Your final question comes from the line of Gregory Peters with Raymond James.

Unidentified Analyst

Analyst

This is Alex on calling in on behalf of Greg Peters. Maybe just one question on the Japan paperless initiative. Just curious if the adoption of digital has any acceleration of that initiative? And as well as are there any other social and environmental initiatives that you're pursuing related to the $400 million bond?

Max Broden

Analyst

I think in terms of the Japan paperless initiative, it's on track. It's moving well. As you might recall, it's a JPY 10 billion, roughly 2.5-year investment. And I would say we're probably in the range of JPY 3 billion, perhaps approaching JPY 4 billion of investment to date. It's designed to take about 80 million pieces of paper out of the system. And it's largely oriented around our policyholder services platform, where when the application starts in a paper form, it remains in a paper form through the processing environment. And so we're looking to get that out of the system, and that benefits cost structure. It benefits business recovery because you can move information around the country of Japan, which can be prone to natural disaster, as you know, and so -- and then also finally has environmental benefits, of course. And so that's a big initiative. We expect to save about JPY 3 billion a year in the way of expenses, and it remains on track, and it is closely tied to the digitization of the platform. It's essentially one and the same. It's one of the major efforts, if you will, that's involved in overall digitization of the platform. In terms of the $400 million sustainability bond, yes, we have very well-articulated and dedicated plans for the investment of those funds. They largely surround classic sustainability investments, meaning climate, climate-related renewable energy investments. They also include, among other things, investments in opportunity zones in areas that suffer from a lack of income equality. And so those are largely the areas that we're targeting. And as you may know, in the sustainability bond, so-called green bond, et cetera, marketplace. There's very strict and well-defined requirements around what you invest in, the qualification of those investments, the tracking of those investments and the yielding of benefits from those investments.
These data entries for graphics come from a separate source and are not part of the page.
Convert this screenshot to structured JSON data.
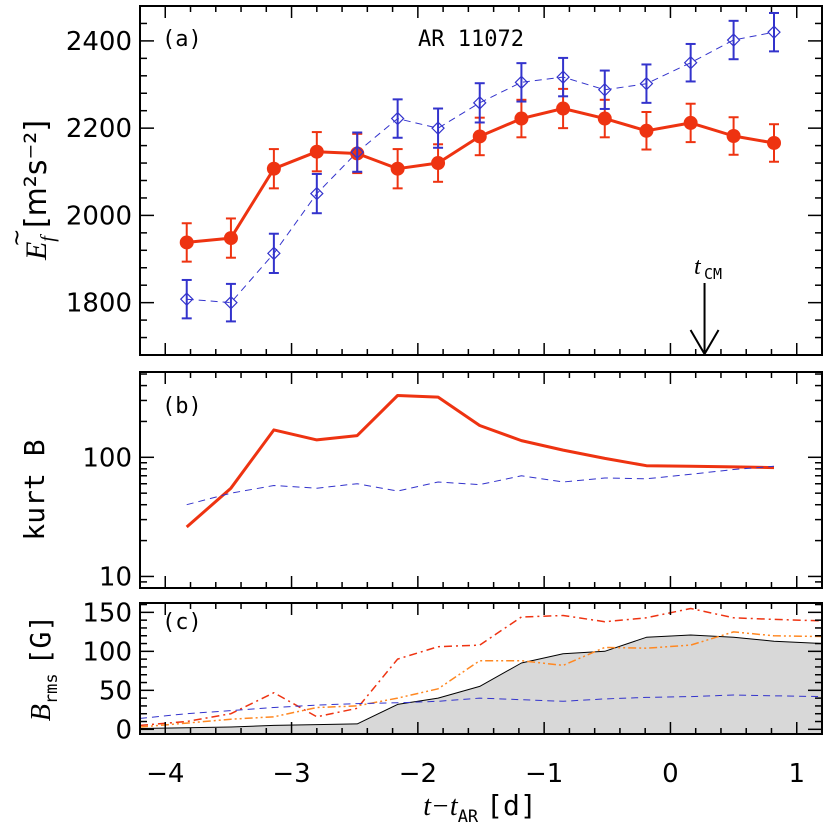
{
  "figure": {
    "ar_label": "AR 11072",
    "tcm_label": "t",
    "tcm_sub": "CM",
    "xlabel": {
      "main": "t−t",
      "sub": "AR",
      "unit": "[d]"
    }
  },
  "colors": {
    "red": "#ee3311",
    "blue": "#3333cc",
    "orange": "#ff8822",
    "gray_fill": "#d8d8d8"
  },
  "chart_data": [
    {
      "type": "line",
      "panel_label": "(a)",
      "ylabel": {
        "sym": "E",
        "sub": "f",
        "unit": "[m²s⁻²]"
      },
      "xlim": [
        -4.2,
        1.2
      ],
      "ylim": [
        1680,
        2480
      ],
      "x_ticks": [
        -4,
        -3,
        -2,
        -1,
        0,
        1
      ],
      "y_ticks": [
        1800,
        2000,
        2200,
        2400
      ],
      "tcm_x": 0.27,
      "series": [
        {
          "style": "red-solid-filled-circles",
          "x": [
            -3.83,
            -3.48,
            -3.14,
            -2.8,
            -2.48,
            -2.16,
            -1.84,
            -1.51,
            -1.18,
            -0.85,
            -0.52,
            -0.19,
            0.16,
            0.5,
            0.82
          ],
          "y": [
            1938,
            1948,
            2107,
            2146,
            2142,
            2107,
            2120,
            2181,
            2222,
            2245,
            2222,
            2194,
            2212,
            2182,
            2166
          ],
          "err": [
            44,
            45,
            45,
            45,
            45,
            45,
            43,
            43,
            43,
            45,
            43,
            43,
            44,
            43,
            43
          ]
        },
        {
          "style": "blue-dashed-open-diamonds",
          "x": [
            -3.83,
            -3.48,
            -3.14,
            -2.8,
            -2.48,
            -2.16,
            -1.84,
            -1.51,
            -1.18,
            -0.85,
            -0.52,
            -0.19,
            0.16,
            0.5,
            0.82
          ],
          "y": [
            1808,
            1800,
            1913,
            2050,
            2145,
            2222,
            2200,
            2258,
            2305,
            2317,
            2288,
            2302,
            2350,
            2402,
            2420
          ],
          "err": [
            44,
            43,
            45,
            45,
            45,
            44,
            45,
            45,
            44,
            44,
            44,
            44,
            43,
            44,
            44
          ]
        }
      ]
    },
    {
      "type": "line",
      "panel_label": "(b)",
      "ylabel": "kurt B",
      "xlim": [
        -4.2,
        1.2
      ],
      "ylim": [
        8,
        520
      ],
      "log_y": true,
      "y_ticks": [
        10,
        100
      ],
      "x_ticks": [
        -4,
        -3,
        -2,
        -1,
        0,
        1
      ],
      "series": [
        {
          "style": "red-solid",
          "x": [
            -3.83,
            -3.48,
            -3.14,
            -2.8,
            -2.48,
            -2.16,
            -1.84,
            -1.51,
            -1.18,
            -0.85,
            -0.52,
            -0.19,
            0.16,
            0.5,
            0.82
          ],
          "y": [
            26,
            55,
            170,
            140,
            152,
            330,
            320,
            185,
            138,
            115,
            98,
            85,
            84,
            83,
            82
          ]
        },
        {
          "style": "blue-dashed",
          "x": [
            -3.83,
            -3.48,
            -3.14,
            -2.8,
            -2.48,
            -2.16,
            -1.84,
            -1.51,
            -1.18,
            -0.85,
            -0.52,
            -0.19,
            0.16,
            0.5,
            0.82
          ],
          "y": [
            40,
            50,
            58,
            55,
            60,
            52,
            62,
            59,
            70,
            62,
            67,
            66,
            72,
            79,
            84
          ]
        }
      ]
    },
    {
      "type": "area",
      "panel_label": "(c)",
      "ylabel": {
        "sym": "B",
        "sub": "rms",
        "unit": "[G]"
      },
      "xlim": [
        -4.2,
        1.2
      ],
      "ylim": [
        -6,
        162
      ],
      "y_ticks": [
        0,
        50,
        100,
        150
      ],
      "x_ticks": [
        -4,
        -3,
        -2,
        -1,
        0,
        1
      ],
      "series": [
        {
          "style": "gray-filled-area",
          "x": [
            -4.2,
            -3.83,
            -3.48,
            -3.14,
            -2.8,
            -2.48,
            -2.16,
            -1.84,
            -1.51,
            -1.18,
            -0.85,
            -0.52,
            -0.19,
            0.16,
            0.5,
            0.82,
            1.2
          ],
          "y": [
            1,
            2,
            3,
            5,
            6,
            7,
            32,
            40,
            55,
            85,
            97,
            100,
            118,
            121,
            118,
            113,
            110
          ]
        },
        {
          "style": "red-dashdot",
          "x": [
            -4.2,
            -3.83,
            -3.48,
            -3.14,
            -2.8,
            -2.48,
            -2.16,
            -1.84,
            -1.51,
            -1.18,
            -0.85,
            -0.52,
            -0.19,
            0.16,
            0.5,
            0.82,
            1.2
          ],
          "y": [
            5,
            10,
            20,
            47,
            16,
            27,
            90,
            106,
            108,
            144,
            146,
            138,
            143,
            155,
            143,
            141,
            139
          ]
        },
        {
          "style": "orange-dashdotdot",
          "x": [
            -4.2,
            -3.83,
            -3.48,
            -3.14,
            -2.8,
            -2.48,
            -2.16,
            -1.84,
            -1.51,
            -1.18,
            -0.85,
            -0.52,
            -0.19,
            0.16,
            0.5,
            0.82,
            1.2
          ],
          "y": [
            3,
            8,
            13,
            16,
            28,
            30,
            40,
            52,
            88,
            88,
            82,
            105,
            104,
            108,
            125,
            120,
            119
          ]
        },
        {
          "style": "blue-dashed",
          "x": [
            -4.2,
            -3.83,
            -3.48,
            -3.14,
            -2.8,
            -2.48,
            -2.16,
            -1.84,
            -1.51,
            -1.18,
            -0.85,
            -0.52,
            -0.19,
            0.16,
            0.5,
            0.82,
            1.2
          ],
          "y": [
            14,
            20,
            24,
            28,
            31,
            33,
            34,
            36,
            40,
            38,
            36,
            39,
            41,
            42,
            44,
            43,
            42
          ]
        }
      ]
    }
  ]
}
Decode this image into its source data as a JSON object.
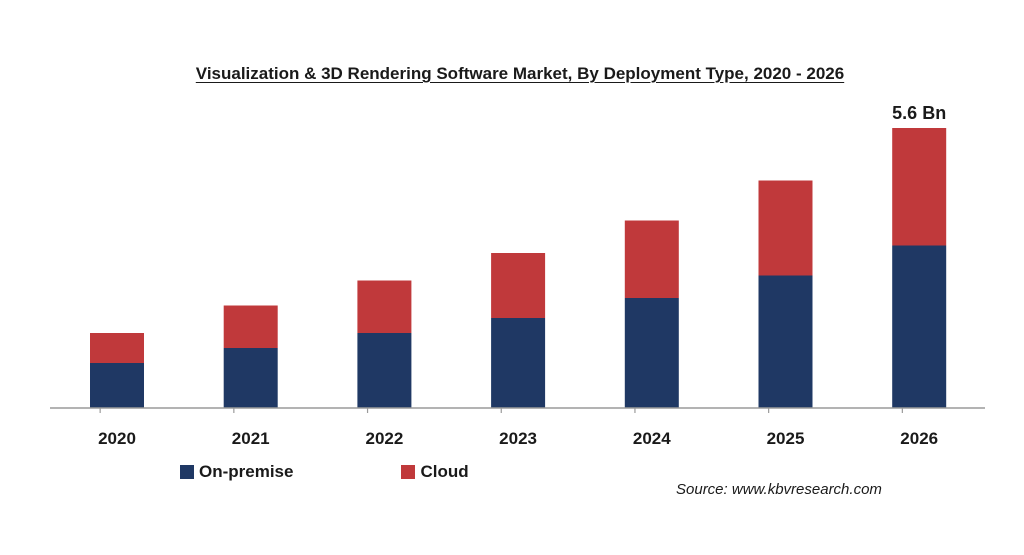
{
  "chart_data": {
    "type": "bar",
    "stacked": true,
    "title": "Visualization & 3D Rendering Software Market, By Deployment Type, 2020 - 2026",
    "categories": [
      "2020",
      "2021",
      "2022",
      "2023",
      "2024",
      "2025",
      "2026"
    ],
    "series": [
      {
        "name": "On-premise",
        "color": "#1f3864",
        "values": [
          0.9,
          1.2,
          1.5,
          1.8,
          2.2,
          2.65,
          3.25
        ]
      },
      {
        "name": "Cloud",
        "color": "#c0393b",
        "values": [
          0.6,
          0.85,
          1.05,
          1.3,
          1.55,
          1.9,
          2.35
        ]
      }
    ],
    "annotations": [
      {
        "category": "2026",
        "text": "5.6 Bn"
      }
    ],
    "xlabel": "",
    "ylabel": "",
    "ylim": [
      0,
      5.6
    ],
    "y_axis_visible": false,
    "grid": false,
    "legend_position": "bottom-left"
  },
  "legend": {
    "on_premise": "On-premise",
    "cloud": "Cloud"
  },
  "source": "Source: www.kbvresearch.com"
}
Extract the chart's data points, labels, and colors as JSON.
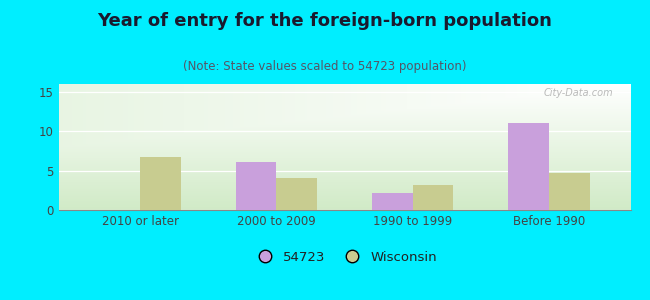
{
  "title": "Year of entry for the foreign-born population",
  "subtitle": "(Note: State values scaled to 54723 population)",
  "categories": [
    "2010 or later",
    "2000 to 2009",
    "1990 to 1999",
    "Before 1990"
  ],
  "values_54723": [
    0,
    6.1,
    2.1,
    11.1
  ],
  "values_wisconsin": [
    6.7,
    4.1,
    3.2,
    4.7
  ],
  "color_54723": "#c9a0dc",
  "color_wisconsin": "#c8cc90",
  "background_outer": "#00eeff",
  "ylim": [
    0,
    16
  ],
  "yticks": [
    0,
    5,
    10,
    15
  ],
  "bar_width": 0.3,
  "legend_label_54723": "54723",
  "legend_label_wisconsin": "Wisconsin",
  "title_fontsize": 13,
  "subtitle_fontsize": 8.5,
  "tick_fontsize": 8.5,
  "legend_fontsize": 9.5
}
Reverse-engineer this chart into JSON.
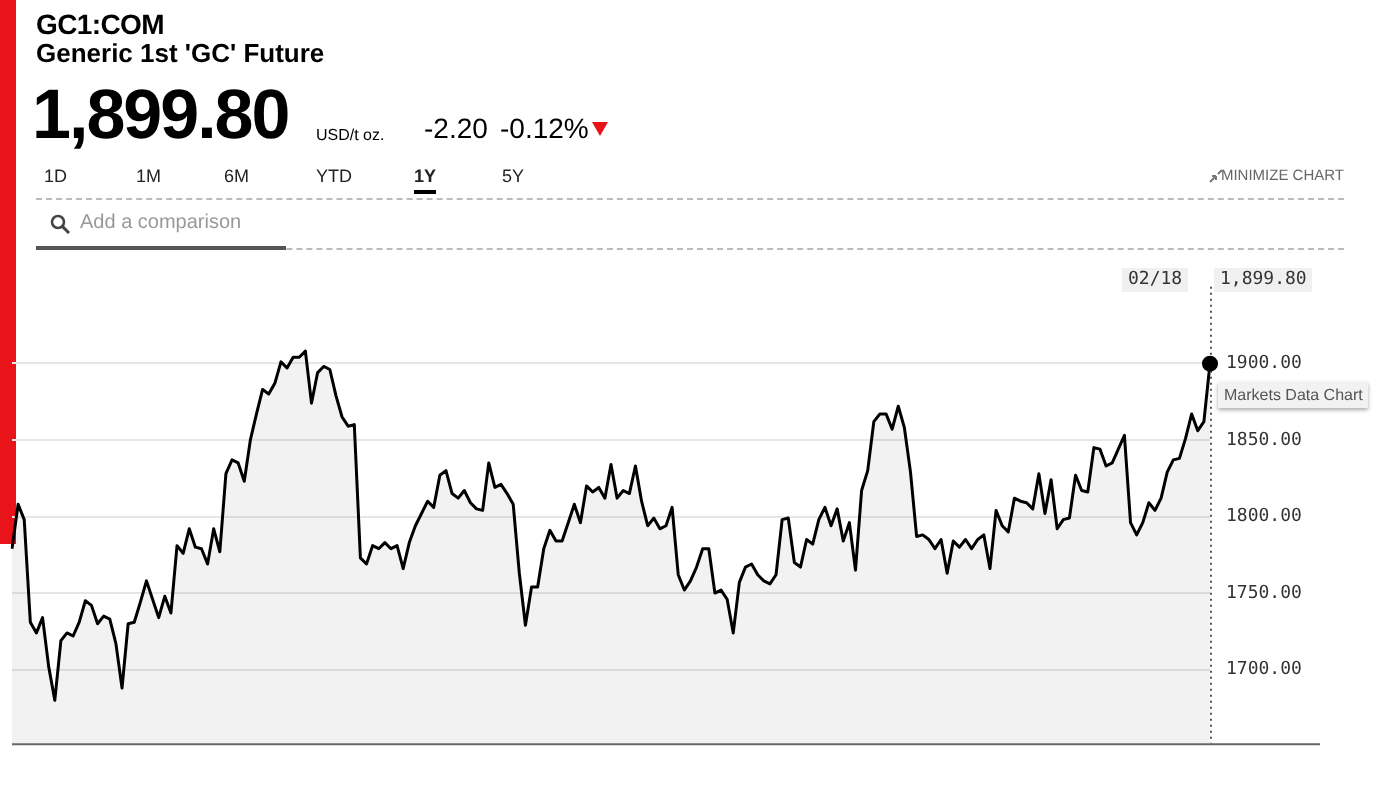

And so while it's a $400 million bond, my point in my comments was it's a much bigger effort for the company because it serves to set the entire structure up for broader-based investment, far greater than $400 million over time, particularly the utilization of our general account on ESG efforts.

Unidentified Company Representative

Analyst

And we would expect to earn favorable risk-adjusted returns on these investments.

Daniel Amos

Analyst

Thank you, and I believe that wraps up our call. I want to thank everyone for joining us. Today, if you have any follow-up questions, please feel free to reach out to the investor and rating agency Relations teams, and I look forward to seeing you soon, hopefully, and also talking to you in the near future. Thank you.